Prefeitura de Congonhas suspende alvarás da Vale após vazamentos de estruturas de drenagem
A Prefeitura de Congonhas, em Minas Gerais, suspendeu os alvarás de funcionamento da empresa de mineração Vale no município nesta segunda-feira, 26, após o vazamento de água de duas estruturas de drenagem (sumps) para rios e córregos da cidade.
O primeiro vazamento ocorreu na mina chamada Fábrica, no domingo, 25. Poucas horas depois, no mesmo dia, vazou água na mina Viga. Cerca de 200 mil metros cúbicos de água vazaram para rios de Congonhas.

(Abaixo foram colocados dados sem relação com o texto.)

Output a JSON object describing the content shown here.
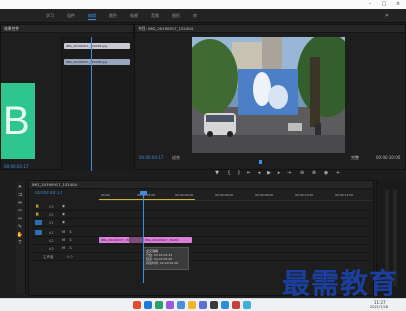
{
  "workspace_tabs": [
    "学习",
    "组件",
    "编辑",
    "颜色",
    "效果",
    "音频",
    "图形",
    "库"
  ],
  "active_tab_index": 2,
  "source_panel": {
    "title": "效果控件",
    "label": "节目 MG_20190917_1524",
    "tabs": [
      "效果控件"
    ]
  },
  "effect_clip_name": "IMG_20190917_1524...",
  "effect_clips": [
    "IMG_20190917_152404.jpg",
    "IMG_20190917_152404.jpg"
  ],
  "left_time": "00:00:04:17",
  "program": {
    "title": "节目: IMG_20190917_152404",
    "current_time": "00:00:04:17",
    "fit": "适合",
    "duration": "00:00:10:00",
    "quality": "完整"
  },
  "timeline": {
    "title": "IMG_20190917_152404",
    "current_time": "00:00:04:17",
    "ruler": [
      "00:00",
      "00:00:02:00",
      "00:00:04:00",
      "00:00:06:00",
      "00:00:08:00",
      "00:00:10:00",
      "00:00:12:00",
      "00:00:14:00"
    ],
    "tracks": [
      "V3",
      "V2",
      "V1",
      "A1",
      "A2",
      "A3"
    ],
    "master": "主声道",
    "master_value": "0.0",
    "clip_a": "IMG_20190917_1524",
    "clip_b": "IMG_20190917_15240",
    "tooltip_title": "IMG_20190917_152404.jpg",
    "tooltip_lines": [
      "交叉溶解",
      "开始: 00:00:03:24",
      "结束: 00:00:05:00",
      "持续时间: 00:00:01:00"
    ]
  },
  "taskbar": {
    "time": "11:27",
    "date": "2021/7/28"
  },
  "watermark": "最需教育",
  "big_letter": "B",
  "colors": {
    "accent": "#3e8ede",
    "clip_pink": "#dd7ed8",
    "clip_teal": "#2fc58f",
    "watermark": "#1a3f9e"
  }
}
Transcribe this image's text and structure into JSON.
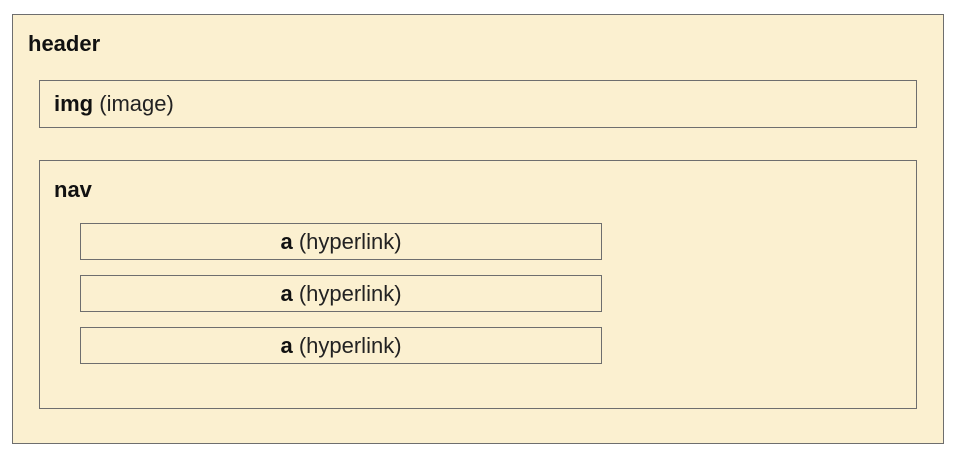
{
  "header": {
    "tag": "header",
    "img": {
      "tag": "img",
      "desc": "(image)"
    },
    "nav": {
      "tag": "nav",
      "links": [
        {
          "tag": "a",
          "desc": "(hyperlink)"
        },
        {
          "tag": "a",
          "desc": "(hyperlink)"
        },
        {
          "tag": "a",
          "desc": "(hyperlink)"
        }
      ]
    }
  },
  "colors": {
    "box_fill": "#fbf0d0",
    "box_border": "#6e6e6e"
  }
}
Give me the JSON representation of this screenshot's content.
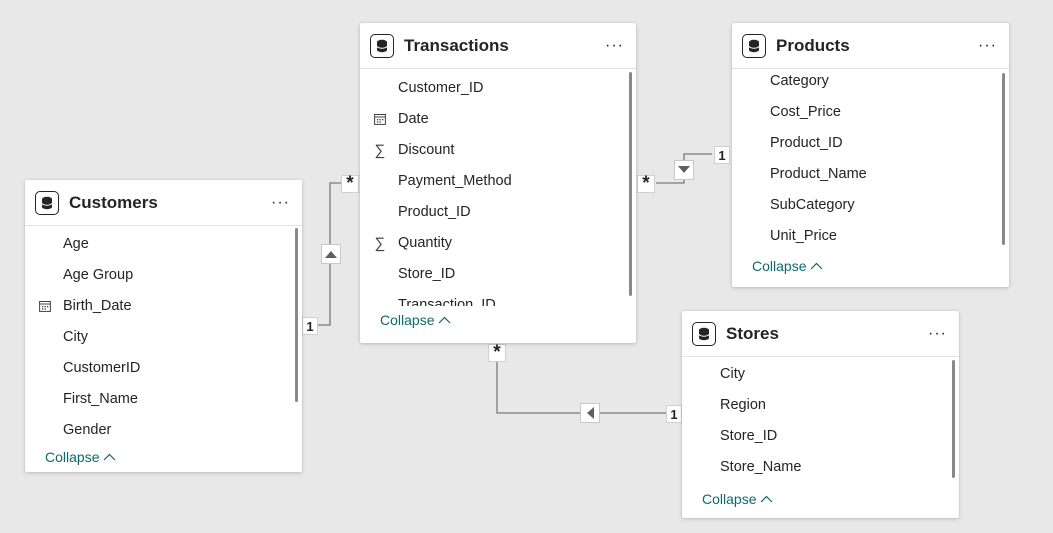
{
  "tables": {
    "transactions": {
      "title": "Transactions",
      "more": "···",
      "fields": [
        "Customer_ID",
        "Date",
        "Discount",
        "Payment_Method",
        "Product_ID",
        "Quantity",
        "Store_ID",
        "Transaction_ID"
      ],
      "collapse": "Collapse"
    },
    "products": {
      "title": "Products",
      "more": "···",
      "fields": [
        "Category",
        "Cost_Price",
        "Product_ID",
        "Product_Name",
        "SubCategory",
        "Unit_Price"
      ],
      "collapse": "Collapse"
    },
    "customers": {
      "title": "Customers",
      "more": "···",
      "fields": [
        "Age",
        "Age Group",
        "Birth_Date",
        "City",
        "CustomerID",
        "First_Name",
        "Gender"
      ],
      "collapse": "Collapse"
    },
    "stores": {
      "title": "Stores",
      "more": "···",
      "fields": [
        "City",
        "Region",
        "Store_ID",
        "Store_Name"
      ],
      "collapse": "Collapse"
    }
  },
  "relationships": {
    "one": "1",
    "many": "*"
  },
  "colors": {
    "background": "#e8e8e8",
    "card": "#ffffff",
    "link": "#0b6a6a",
    "line": "#7a7a7a"
  }
}
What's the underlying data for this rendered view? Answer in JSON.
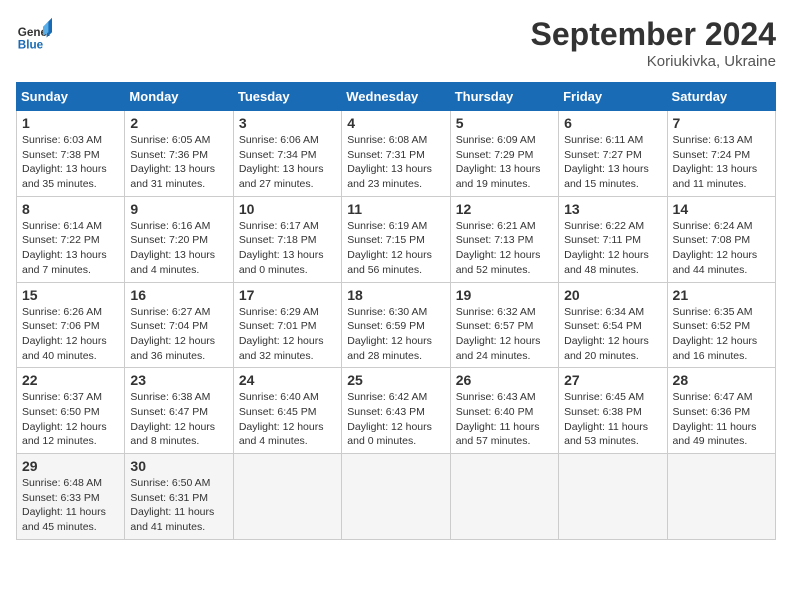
{
  "header": {
    "logo_line1": "General",
    "logo_line2": "Blue",
    "month": "September 2024",
    "location": "Koriukivka, Ukraine"
  },
  "weekdays": [
    "Sunday",
    "Monday",
    "Tuesday",
    "Wednesday",
    "Thursday",
    "Friday",
    "Saturday"
  ],
  "weeks": [
    [
      {
        "day": "1",
        "info": "Sunrise: 6:03 AM\nSunset: 7:38 PM\nDaylight: 13 hours\nand 35 minutes."
      },
      {
        "day": "2",
        "info": "Sunrise: 6:05 AM\nSunset: 7:36 PM\nDaylight: 13 hours\nand 31 minutes."
      },
      {
        "day": "3",
        "info": "Sunrise: 6:06 AM\nSunset: 7:34 PM\nDaylight: 13 hours\nand 27 minutes."
      },
      {
        "day": "4",
        "info": "Sunrise: 6:08 AM\nSunset: 7:31 PM\nDaylight: 13 hours\nand 23 minutes."
      },
      {
        "day": "5",
        "info": "Sunrise: 6:09 AM\nSunset: 7:29 PM\nDaylight: 13 hours\nand 19 minutes."
      },
      {
        "day": "6",
        "info": "Sunrise: 6:11 AM\nSunset: 7:27 PM\nDaylight: 13 hours\nand 15 minutes."
      },
      {
        "day": "7",
        "info": "Sunrise: 6:13 AM\nSunset: 7:24 PM\nDaylight: 13 hours\nand 11 minutes."
      }
    ],
    [
      {
        "day": "8",
        "info": "Sunrise: 6:14 AM\nSunset: 7:22 PM\nDaylight: 13 hours\nand 7 minutes."
      },
      {
        "day": "9",
        "info": "Sunrise: 6:16 AM\nSunset: 7:20 PM\nDaylight: 13 hours\nand 4 minutes."
      },
      {
        "day": "10",
        "info": "Sunrise: 6:17 AM\nSunset: 7:18 PM\nDaylight: 13 hours\nand 0 minutes."
      },
      {
        "day": "11",
        "info": "Sunrise: 6:19 AM\nSunset: 7:15 PM\nDaylight: 12 hours\nand 56 minutes."
      },
      {
        "day": "12",
        "info": "Sunrise: 6:21 AM\nSunset: 7:13 PM\nDaylight: 12 hours\nand 52 minutes."
      },
      {
        "day": "13",
        "info": "Sunrise: 6:22 AM\nSunset: 7:11 PM\nDaylight: 12 hours\nand 48 minutes."
      },
      {
        "day": "14",
        "info": "Sunrise: 6:24 AM\nSunset: 7:08 PM\nDaylight: 12 hours\nand 44 minutes."
      }
    ],
    [
      {
        "day": "15",
        "info": "Sunrise: 6:26 AM\nSunset: 7:06 PM\nDaylight: 12 hours\nand 40 minutes."
      },
      {
        "day": "16",
        "info": "Sunrise: 6:27 AM\nSunset: 7:04 PM\nDaylight: 12 hours\nand 36 minutes."
      },
      {
        "day": "17",
        "info": "Sunrise: 6:29 AM\nSunset: 7:01 PM\nDaylight: 12 hours\nand 32 minutes."
      },
      {
        "day": "18",
        "info": "Sunrise: 6:30 AM\nSunset: 6:59 PM\nDaylight: 12 hours\nand 28 minutes."
      },
      {
        "day": "19",
        "info": "Sunrise: 6:32 AM\nSunset: 6:57 PM\nDaylight: 12 hours\nand 24 minutes."
      },
      {
        "day": "20",
        "info": "Sunrise: 6:34 AM\nSunset: 6:54 PM\nDaylight: 12 hours\nand 20 minutes."
      },
      {
        "day": "21",
        "info": "Sunrise: 6:35 AM\nSunset: 6:52 PM\nDaylight: 12 hours\nand 16 minutes."
      }
    ],
    [
      {
        "day": "22",
        "info": "Sunrise: 6:37 AM\nSunset: 6:50 PM\nDaylight: 12 hours\nand 12 minutes."
      },
      {
        "day": "23",
        "info": "Sunrise: 6:38 AM\nSunset: 6:47 PM\nDaylight: 12 hours\nand 8 minutes."
      },
      {
        "day": "24",
        "info": "Sunrise: 6:40 AM\nSunset: 6:45 PM\nDaylight: 12 hours\nand 4 minutes."
      },
      {
        "day": "25",
        "info": "Sunrise: 6:42 AM\nSunset: 6:43 PM\nDaylight: 12 hours\nand 0 minutes."
      },
      {
        "day": "26",
        "info": "Sunrise: 6:43 AM\nSunset: 6:40 PM\nDaylight: 11 hours\nand 57 minutes."
      },
      {
        "day": "27",
        "info": "Sunrise: 6:45 AM\nSunset: 6:38 PM\nDaylight: 11 hours\nand 53 minutes."
      },
      {
        "day": "28",
        "info": "Sunrise: 6:47 AM\nSunset: 6:36 PM\nDaylight: 11 hours\nand 49 minutes."
      }
    ],
    [
      {
        "day": "29",
        "info": "Sunrise: 6:48 AM\nSunset: 6:33 PM\nDaylight: 11 hours\nand 45 minutes."
      },
      {
        "day": "30",
        "info": "Sunrise: 6:50 AM\nSunset: 6:31 PM\nDaylight: 11 hours\nand 41 minutes."
      },
      null,
      null,
      null,
      null,
      null
    ]
  ]
}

Um sump é uma estrutura de drenagem, que pode ser um buraco ou pequeno tanque, utilizado para acumular água e terra, sem os rejeitos mais tóxicos da atividade mineradora, que ficam atrás de uma barragem. Não houve rompimento de barragens neste caso.
Segundo a prefeitura de Congonhas e a Vale, ninguém se feriu, o abastecimento de água da cidade não foi afetado e comunidades e vias não foram atingidas nem sofreram danos.
A prefeitura indica que “o impacto registrado é de natureza ambiental”, por isso a suspensão dos alvarás. A Secretaria Municipal de Meio Ambiente e Mudanças Climáticas disse que “atua na avaliação dos impactos e na adoção das providências” e que tomou medidas emergenciais de controle, monitoramento e mitigação ambiental.
Em nota, a Vale afirma que os vazamentos foram contidos e que realiza ações de inspeção e manutenção preventiva de estruturas, atitudes reforçadas em períodos chuvosos. Segundo a empresa, as operações nas unidades já foram suspensas.
A empresa afirmou que irá se manifestar dentro dos prazos legais sobre as exigências feitas pelo município, colaborando integralmente com as autoridades e prestando todos os esclarecimentos necessários.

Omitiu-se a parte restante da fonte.